Why we need two Europes

5 min read

David Cameron’s opening bid on the UK’s renegotiation of its European Union membership offers an important, if unwitting, opportunity for a necessary reshaping of Europe’s structure. The British prime minister’s proposal for an exemption from the commitment towards an ‘ever closer union’ has been widely interpreted as an essentially formal request with little or no substantive implications.

I believe the opposite is true. The British request raises a fundamental point, and obliges everyone to recognise that the mantra of 28 states having the same ultimate objective (albeit to be achieved through different routes and timescales) is officially dead. Talk of a single – though multi-tiered and multi-speed – Europe is over.

In future, we should aim at two Europes: a Europe of states looking to a political union, centred around the euro; and a Europe based on a free trade zone-plus (with a political-judicial overlay), centred around the UK.

The two Europes would progress along independent, parallel paths. But they would both form part of a broader European Union of nations sharing the basic principles of democratic representation, market economy and fundamental rights. That could include Turkey and Viktor Orban’s Hungary.

Such a scheme would respond to UK needs without diluting others’ priorities. Relations between the parts of the new, broader Union would be redefined, and mutual associations and link-ups envisaged. This approach would require an in-depth revision of the treaties but it would give the EU the flexibility for which it has long and largely unsuccessfully been searching.

It may be very difficult to accomplish such a plan within the timetable deemed as feasible by Britain and its European partners. There will be a constant temptation to make recourse to a muddle that leaves everyone tolerably dissatisfied. This outcome will probably prevail. But the problem will not go away.

As the crisis over immigration has shown, the culture, tolerance and inclusiveness of our European societies are a powerful magnet for the world’s dispossessed and persecuted.

Precisely these characteristics represent a fundamental challenge for all types of terrorists to the civilisational change they want to impose through intimidation and bloodshed. Europe’s answer to these problems must lie in protecting, not reneging on, our system of values. Otherwise we would impoverish our moral stance and play into the hands of our enemies.

Purely national responses would lead us nowhere. We need a common set of policies grounded on closer political (and, yes, the dreaded word: supranational) co-operation. And yet, in Europe at present, the trend appears to be the reverse, as the rise of intolerant nationalism in central and eastern Europe and the ascent of France’s National Front underscore.

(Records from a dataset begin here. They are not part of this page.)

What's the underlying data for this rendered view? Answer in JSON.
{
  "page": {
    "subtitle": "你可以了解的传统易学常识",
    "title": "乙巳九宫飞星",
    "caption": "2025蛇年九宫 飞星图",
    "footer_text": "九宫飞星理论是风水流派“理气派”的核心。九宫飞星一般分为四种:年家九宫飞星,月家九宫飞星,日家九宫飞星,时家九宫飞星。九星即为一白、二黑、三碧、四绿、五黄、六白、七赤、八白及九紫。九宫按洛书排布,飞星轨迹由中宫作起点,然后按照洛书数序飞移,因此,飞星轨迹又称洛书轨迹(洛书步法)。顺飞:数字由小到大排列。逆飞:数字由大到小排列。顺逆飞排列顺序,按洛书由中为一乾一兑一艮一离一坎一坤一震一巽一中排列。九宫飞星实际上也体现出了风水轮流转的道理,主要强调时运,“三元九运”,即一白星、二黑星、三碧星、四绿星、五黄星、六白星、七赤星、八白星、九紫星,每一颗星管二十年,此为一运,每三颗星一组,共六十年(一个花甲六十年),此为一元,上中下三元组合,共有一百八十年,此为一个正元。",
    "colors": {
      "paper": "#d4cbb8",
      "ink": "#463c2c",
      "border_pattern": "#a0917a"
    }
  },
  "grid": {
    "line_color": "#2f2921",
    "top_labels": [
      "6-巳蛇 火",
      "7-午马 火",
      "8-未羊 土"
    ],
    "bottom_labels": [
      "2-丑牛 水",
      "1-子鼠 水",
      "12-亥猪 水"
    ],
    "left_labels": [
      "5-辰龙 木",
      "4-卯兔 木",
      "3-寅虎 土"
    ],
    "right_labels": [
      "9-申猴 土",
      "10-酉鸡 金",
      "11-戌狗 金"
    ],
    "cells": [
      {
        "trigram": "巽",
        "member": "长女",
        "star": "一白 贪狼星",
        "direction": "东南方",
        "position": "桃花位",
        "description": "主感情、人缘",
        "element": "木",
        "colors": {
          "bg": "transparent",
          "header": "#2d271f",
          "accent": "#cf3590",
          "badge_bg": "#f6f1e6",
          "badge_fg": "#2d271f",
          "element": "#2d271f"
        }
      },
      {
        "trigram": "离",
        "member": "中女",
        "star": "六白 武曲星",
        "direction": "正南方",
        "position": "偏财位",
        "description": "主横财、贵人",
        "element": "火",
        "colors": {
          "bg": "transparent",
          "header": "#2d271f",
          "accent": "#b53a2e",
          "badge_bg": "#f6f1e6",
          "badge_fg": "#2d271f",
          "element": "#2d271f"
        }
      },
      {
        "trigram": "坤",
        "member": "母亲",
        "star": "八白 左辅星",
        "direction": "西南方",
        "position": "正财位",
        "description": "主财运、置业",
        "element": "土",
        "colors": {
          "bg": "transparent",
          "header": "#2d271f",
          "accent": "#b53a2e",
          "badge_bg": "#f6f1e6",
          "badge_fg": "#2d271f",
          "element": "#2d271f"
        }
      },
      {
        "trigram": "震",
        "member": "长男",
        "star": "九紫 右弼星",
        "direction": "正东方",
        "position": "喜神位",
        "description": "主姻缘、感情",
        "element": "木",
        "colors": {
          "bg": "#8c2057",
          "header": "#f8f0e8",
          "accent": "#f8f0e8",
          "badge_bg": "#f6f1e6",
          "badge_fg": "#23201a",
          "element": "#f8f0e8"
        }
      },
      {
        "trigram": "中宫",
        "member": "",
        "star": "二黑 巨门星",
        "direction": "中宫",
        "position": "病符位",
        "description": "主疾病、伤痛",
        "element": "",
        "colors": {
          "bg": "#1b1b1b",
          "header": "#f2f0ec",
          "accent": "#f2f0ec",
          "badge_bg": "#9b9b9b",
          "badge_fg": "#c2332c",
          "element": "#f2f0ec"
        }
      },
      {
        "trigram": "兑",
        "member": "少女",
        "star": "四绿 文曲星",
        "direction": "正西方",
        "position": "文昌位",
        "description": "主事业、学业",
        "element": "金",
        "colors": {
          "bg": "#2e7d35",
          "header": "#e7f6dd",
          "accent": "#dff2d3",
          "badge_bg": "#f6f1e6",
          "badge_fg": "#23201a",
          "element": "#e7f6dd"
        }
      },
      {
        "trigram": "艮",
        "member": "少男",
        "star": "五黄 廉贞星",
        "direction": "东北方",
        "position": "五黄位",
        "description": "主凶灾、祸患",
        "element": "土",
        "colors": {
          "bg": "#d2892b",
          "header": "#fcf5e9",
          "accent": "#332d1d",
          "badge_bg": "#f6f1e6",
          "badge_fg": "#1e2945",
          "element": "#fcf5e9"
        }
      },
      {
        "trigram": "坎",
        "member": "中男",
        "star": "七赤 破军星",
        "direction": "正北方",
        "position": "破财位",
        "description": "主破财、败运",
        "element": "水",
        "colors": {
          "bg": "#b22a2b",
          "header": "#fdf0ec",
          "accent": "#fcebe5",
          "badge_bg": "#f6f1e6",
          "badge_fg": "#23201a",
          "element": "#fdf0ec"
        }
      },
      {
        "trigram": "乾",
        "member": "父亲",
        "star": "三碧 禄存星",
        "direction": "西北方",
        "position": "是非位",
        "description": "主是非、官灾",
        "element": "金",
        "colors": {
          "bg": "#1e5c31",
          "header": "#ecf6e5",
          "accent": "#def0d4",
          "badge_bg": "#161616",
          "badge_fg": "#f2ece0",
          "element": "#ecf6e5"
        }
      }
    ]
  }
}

With regard to migrants, the difficulty lies less in the absolute numbers (not unsustainably large relative to the EU population), more in the rate of growth, which worries public opinion and engenders a strong, at times overtly racist, backlash.

Europe is and will continue to be a multi-ethnic and multicultural society. Tackling the inflow requires better controls coupled with measures to stop the process at the source. The border-free Schengen system was conceived for a limited number of closely-knit states. It has become increasingly unmanageable as EU membership has grown.

Yet scrapping Schengen would be a colossal mistake. Europe needs an outer border able to provide the first ring in a multi-tiered system, in which national police and border agencies would add a fundamental further level of security.

After the 1991–92 Maastricht treaty, the EU has been increasingly identified with its economic dimension. The single currency’s prolonged woes have raised questions about the Union’s ability to ensure stability and prosperity. And this has been transformed in eurosceptic minds into a crisis of legitimacy for the entire construct.

The single currency was conceived (not exclusively, but significantly) as a tool towards the political union of Europe. Its problems are due to a lack, rather than a surfeit, of political integration. The euro’s survival is inextricably linked to the ability of its members to agree on an appropriate form of supranational economic governance, on which all the other arrangements for members and non-members will ultimately depend.

If the euro area fails to progress towards a closer union of all (or most of) its members, the common currency will fail, and it will not be long before the entire European process falls apart. But if it succeeds, the EU will have to decide what level of political integration will be best suited to fulfil its promise of providing a more secure, socially responsible and democratic environment for its peoples.

And this will require not one Europe – but two.

(By Antonio Armellini, Italian Ambassador to India from 2004–08. He is a member of the OMFIF advisory board and is also a member of the International Institute for Strategic Studies and Istituto Affari Internazionali.)